The documents show that by the time FBI agents conducted a highly public raid on Cohen’s home and office in April last year, his business dealings had already been the subject of an extensive investigation.
The records, including search warrants and other materials related to the April raid, were among nearly 900 pages of documents that a federal judge unsealed in response to a request by The New York Times and other news organizations.
The records were heavily redacted. More than 150 pages were fully blacked out, and many had names or portions of the material obscured, mostly because they were related to the ongoing investigation of the Trump Organization.
Lanny J. Davis, a lawyer for Cohen, said in a statement Monday night that the disclosures would only further Cohen’s “interest in continuing to cooperate and providing information and the truth about Donald Trump and the Trump organization to law enforcement and Congress.”
One newly released search warrant said the FBI and Manhattan federal prosecutors were investigating Cohen for a range of crimes, including defrauding several banks dating back to 2016 and a scheme “to make an illegal campaign contribution in October 2016 to then-presidential candidate Donald Trump.” The warrant also indicated they were investigating him for wire fraud and conspiracy.

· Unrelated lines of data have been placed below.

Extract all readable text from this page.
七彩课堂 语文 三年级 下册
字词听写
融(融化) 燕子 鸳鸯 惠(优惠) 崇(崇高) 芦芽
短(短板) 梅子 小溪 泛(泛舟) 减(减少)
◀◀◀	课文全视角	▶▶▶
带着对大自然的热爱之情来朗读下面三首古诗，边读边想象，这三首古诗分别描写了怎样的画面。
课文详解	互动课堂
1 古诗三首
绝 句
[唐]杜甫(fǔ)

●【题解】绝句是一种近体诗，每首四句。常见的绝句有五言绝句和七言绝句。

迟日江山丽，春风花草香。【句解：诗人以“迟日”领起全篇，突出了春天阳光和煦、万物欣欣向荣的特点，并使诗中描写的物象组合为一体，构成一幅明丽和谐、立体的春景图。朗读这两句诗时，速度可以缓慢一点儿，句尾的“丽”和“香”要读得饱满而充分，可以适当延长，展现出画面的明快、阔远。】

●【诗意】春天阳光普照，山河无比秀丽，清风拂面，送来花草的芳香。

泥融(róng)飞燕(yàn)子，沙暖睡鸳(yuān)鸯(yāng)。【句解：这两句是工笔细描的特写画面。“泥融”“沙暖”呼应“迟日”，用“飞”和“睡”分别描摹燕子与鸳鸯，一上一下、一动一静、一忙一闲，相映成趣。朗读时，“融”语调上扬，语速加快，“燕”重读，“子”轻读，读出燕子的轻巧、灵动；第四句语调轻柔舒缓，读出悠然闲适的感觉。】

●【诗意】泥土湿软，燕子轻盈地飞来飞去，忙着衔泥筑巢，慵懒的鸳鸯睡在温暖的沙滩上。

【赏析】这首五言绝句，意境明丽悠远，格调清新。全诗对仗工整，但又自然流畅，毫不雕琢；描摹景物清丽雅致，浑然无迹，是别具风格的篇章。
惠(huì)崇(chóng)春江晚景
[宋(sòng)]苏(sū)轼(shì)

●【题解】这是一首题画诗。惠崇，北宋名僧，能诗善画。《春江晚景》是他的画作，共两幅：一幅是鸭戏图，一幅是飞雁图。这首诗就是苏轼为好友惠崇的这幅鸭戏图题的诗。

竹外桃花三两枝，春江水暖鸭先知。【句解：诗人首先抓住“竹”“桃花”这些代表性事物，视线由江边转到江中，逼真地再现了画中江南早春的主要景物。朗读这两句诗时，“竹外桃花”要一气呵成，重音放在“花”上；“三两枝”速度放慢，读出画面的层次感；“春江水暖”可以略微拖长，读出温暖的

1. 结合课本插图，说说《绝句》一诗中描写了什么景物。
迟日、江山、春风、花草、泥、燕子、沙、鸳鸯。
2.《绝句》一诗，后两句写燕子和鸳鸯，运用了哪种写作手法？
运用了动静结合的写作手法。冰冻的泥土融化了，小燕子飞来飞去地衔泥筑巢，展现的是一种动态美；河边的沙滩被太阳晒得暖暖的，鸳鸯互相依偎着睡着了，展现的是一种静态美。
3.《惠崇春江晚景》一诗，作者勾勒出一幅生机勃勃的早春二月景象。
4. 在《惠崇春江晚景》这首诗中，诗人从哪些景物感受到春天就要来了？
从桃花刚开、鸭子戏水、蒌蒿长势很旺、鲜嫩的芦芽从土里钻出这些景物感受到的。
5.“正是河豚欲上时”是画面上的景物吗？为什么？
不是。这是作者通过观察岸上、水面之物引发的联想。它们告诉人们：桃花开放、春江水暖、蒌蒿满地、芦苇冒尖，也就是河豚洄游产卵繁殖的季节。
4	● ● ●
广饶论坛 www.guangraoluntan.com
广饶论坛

Another search warrant showed that special counsel Robert Mueller’s prosecutors were investigating Cohen for other crimes growing out of the Russia inquiry, including failure to register as a foreign agent and money laundering.
The documents give a rough timeline of how the Cohen investigation unfolded. Starting in July 2017, two months after Mueller’s appointment, and stretching through November, his office obtained three search warrants for Cohen’s emails and another for his iCloud account from a federal judge in Washington.
The timing of the warrants, which can take weeks if not longer to obtain, indicates that the investigation started even earlier.
By February 2018, Mueller’s office had referred aspects of that investigation to federal prosecutors in Manhattan. FBI agents raided Cohen’s office and home in New York two months
later.
Later in the year, Cohen pleaded guilty in two separate cases. In the first, he admitted to committing campaign finance violations by arranging hush money payments to two women who said they had affairs with Trump, as well as financial crimes, in a case brought by federal prosecutors in Manhattan. In the second, he pleaded guilty to lying to Congress in a case brought by Mueller’s office.
Cohen, 52, apologized at his sentencing in December, blaming himself for “my own weakness and a blind loyalty” to Trump that he said had led him “to choose a path of darkness over light.”